CD Kritik Progressive Newsletter Nr.60 (09/2007)
Ferris Mudd - Ferris Mudd
(50:31, Privatpressung, 2006)
Die unendlichen, nur schwer durchdringbaren Weiten des World Wide Web laden ja gerade dazu ein, durchforstet und entdeckt zu werden. Als Jäger und Sammler des Progressive Rocks immer auf der Suche nach neuen Sternen und Kometen, fiel dieses Mal der Fokus auf die amerikanische Formation Ferris Mudd. Mal schnell ein paar Höreindrucke auf ihrer myspace.com Seite gewonnen, die Band kurz angemailt und schon liegt eine weitere Scheibe zum Besprechen und genaueren Anhören vor.

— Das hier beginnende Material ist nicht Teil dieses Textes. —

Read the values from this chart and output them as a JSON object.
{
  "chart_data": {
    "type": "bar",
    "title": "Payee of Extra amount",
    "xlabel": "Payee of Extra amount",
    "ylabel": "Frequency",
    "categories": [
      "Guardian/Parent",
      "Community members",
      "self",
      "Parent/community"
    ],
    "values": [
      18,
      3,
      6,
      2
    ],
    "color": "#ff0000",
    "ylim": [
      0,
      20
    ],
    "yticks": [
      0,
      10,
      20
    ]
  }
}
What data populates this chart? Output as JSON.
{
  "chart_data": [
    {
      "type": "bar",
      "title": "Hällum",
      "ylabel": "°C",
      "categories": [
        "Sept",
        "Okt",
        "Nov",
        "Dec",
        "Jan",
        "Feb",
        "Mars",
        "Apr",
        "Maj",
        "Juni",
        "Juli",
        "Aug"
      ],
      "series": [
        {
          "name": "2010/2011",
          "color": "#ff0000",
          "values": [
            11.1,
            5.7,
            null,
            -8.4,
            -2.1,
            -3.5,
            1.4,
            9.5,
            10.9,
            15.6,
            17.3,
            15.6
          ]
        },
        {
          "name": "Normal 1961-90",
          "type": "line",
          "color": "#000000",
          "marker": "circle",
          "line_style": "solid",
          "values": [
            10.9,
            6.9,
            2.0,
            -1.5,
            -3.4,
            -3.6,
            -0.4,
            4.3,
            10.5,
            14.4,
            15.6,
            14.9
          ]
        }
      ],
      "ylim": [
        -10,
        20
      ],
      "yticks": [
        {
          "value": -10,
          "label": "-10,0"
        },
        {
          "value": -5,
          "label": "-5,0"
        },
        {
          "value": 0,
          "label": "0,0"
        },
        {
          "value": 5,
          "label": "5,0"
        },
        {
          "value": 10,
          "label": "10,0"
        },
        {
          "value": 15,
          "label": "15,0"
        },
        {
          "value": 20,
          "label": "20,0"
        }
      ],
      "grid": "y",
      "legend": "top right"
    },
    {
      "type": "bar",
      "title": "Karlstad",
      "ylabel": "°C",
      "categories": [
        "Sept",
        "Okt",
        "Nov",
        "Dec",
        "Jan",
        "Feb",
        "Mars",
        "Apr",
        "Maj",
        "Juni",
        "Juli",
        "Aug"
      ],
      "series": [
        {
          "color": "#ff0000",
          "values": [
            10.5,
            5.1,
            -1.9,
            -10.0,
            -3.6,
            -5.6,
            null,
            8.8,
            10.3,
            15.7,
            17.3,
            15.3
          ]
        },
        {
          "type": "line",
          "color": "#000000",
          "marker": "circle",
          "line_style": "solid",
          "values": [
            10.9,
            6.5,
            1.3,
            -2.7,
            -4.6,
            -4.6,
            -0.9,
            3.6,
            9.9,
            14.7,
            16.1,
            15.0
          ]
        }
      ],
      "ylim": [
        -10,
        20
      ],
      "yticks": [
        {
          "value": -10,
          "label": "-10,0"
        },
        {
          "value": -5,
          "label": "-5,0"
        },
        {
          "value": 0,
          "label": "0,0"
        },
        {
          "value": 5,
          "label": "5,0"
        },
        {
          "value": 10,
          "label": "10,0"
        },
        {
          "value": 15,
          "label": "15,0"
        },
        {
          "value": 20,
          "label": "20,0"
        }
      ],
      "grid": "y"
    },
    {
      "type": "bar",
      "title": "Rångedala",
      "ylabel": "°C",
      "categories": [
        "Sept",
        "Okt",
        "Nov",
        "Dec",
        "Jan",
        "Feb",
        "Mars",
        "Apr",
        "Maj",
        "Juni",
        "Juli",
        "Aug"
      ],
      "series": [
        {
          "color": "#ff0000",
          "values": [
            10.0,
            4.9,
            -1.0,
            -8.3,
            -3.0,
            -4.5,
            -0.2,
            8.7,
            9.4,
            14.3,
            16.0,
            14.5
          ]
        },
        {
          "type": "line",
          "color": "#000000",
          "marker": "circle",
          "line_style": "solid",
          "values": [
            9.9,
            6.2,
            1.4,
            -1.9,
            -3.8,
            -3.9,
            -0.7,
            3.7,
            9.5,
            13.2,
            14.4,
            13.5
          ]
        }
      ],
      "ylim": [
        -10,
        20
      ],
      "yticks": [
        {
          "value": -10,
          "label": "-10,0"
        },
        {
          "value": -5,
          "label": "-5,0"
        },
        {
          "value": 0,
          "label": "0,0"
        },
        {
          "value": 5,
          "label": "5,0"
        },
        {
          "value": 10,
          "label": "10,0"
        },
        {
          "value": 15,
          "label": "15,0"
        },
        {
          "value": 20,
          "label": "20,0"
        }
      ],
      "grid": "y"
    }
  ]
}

Hat sich das Durchforsten gelohnt bzw. kann sich der erste durchaus positive Höreindruck auch auf das komplette Album retten? Zuerst lautet die Antwort: Jein. Denn während es auf der myspace Website die wirklichen Highlights zu hören gibt, braucht das Debüt der Band aus Alabama doch einige Durchläufe bzw. etwas Laufzeit, um die Vorschußlorbeeren doch noch einzulösen. Zu unspektakulär, zu schnarchig startet die Scheibe, bis sich die etwaige Vergleiche zur Stimmung von Porcupine Tree bzw. gewisse floydige Anleihen einschleichen. Doch wähnt man sich zu Beginn noch auf einer x-beliebigen, düster-traurigen Alternative Rock Scheibe, so macht es ab Song 3 auf einmal Klick, und es scheint, als ob auf einmal ein virtueller Schalter bei der Band umgelegt wurde. Der eher unauffällige Gesang von Steve Richard gewinnt zwar nicht an Fahrt, doch drängt er sich etwas mehr in den Hintergrund und vor allem im instrumentalen Bereich gelingt es dem Trio, Rockmusik mit sehr viel Atmosphäre entstehen zu lassen. Nicht Komplexität oder überschäumende Dynamik bestimmen daraufhin den Rest des Albums, vielmehr gibt sich die Band relaxt, elegisch verspielt, aber auch inhaltlich gefestigt, hin und wieder vielleicht auch etwas zu unspektakulär. Doch gerade in dieser Gratwanderung zwischen zurückgenommener, introvertierter Spielweise und leichten emotionalen Ausbrüchen, entfaltet sich die Stärke von Ferris Mudd. Je nach eigener Wahrnehmung wird man das Dargebotene als einfach zu langweilig oder als eben genau passend bzw. stimmungsvoll empfinden. Das namenlose Debüt von Ferris Mudd ist also in erster Linie ein Album, auf das man sich einlassen muss, in dessen watteweicher Melodik und Atmosphäre man sich fallen lassen kann, während man selbst von der gleichen Gefühlslage bestimmt wird. Genau dann offenbart sich ein emotional passendes Album für genau jene Augenblicke des Lebens.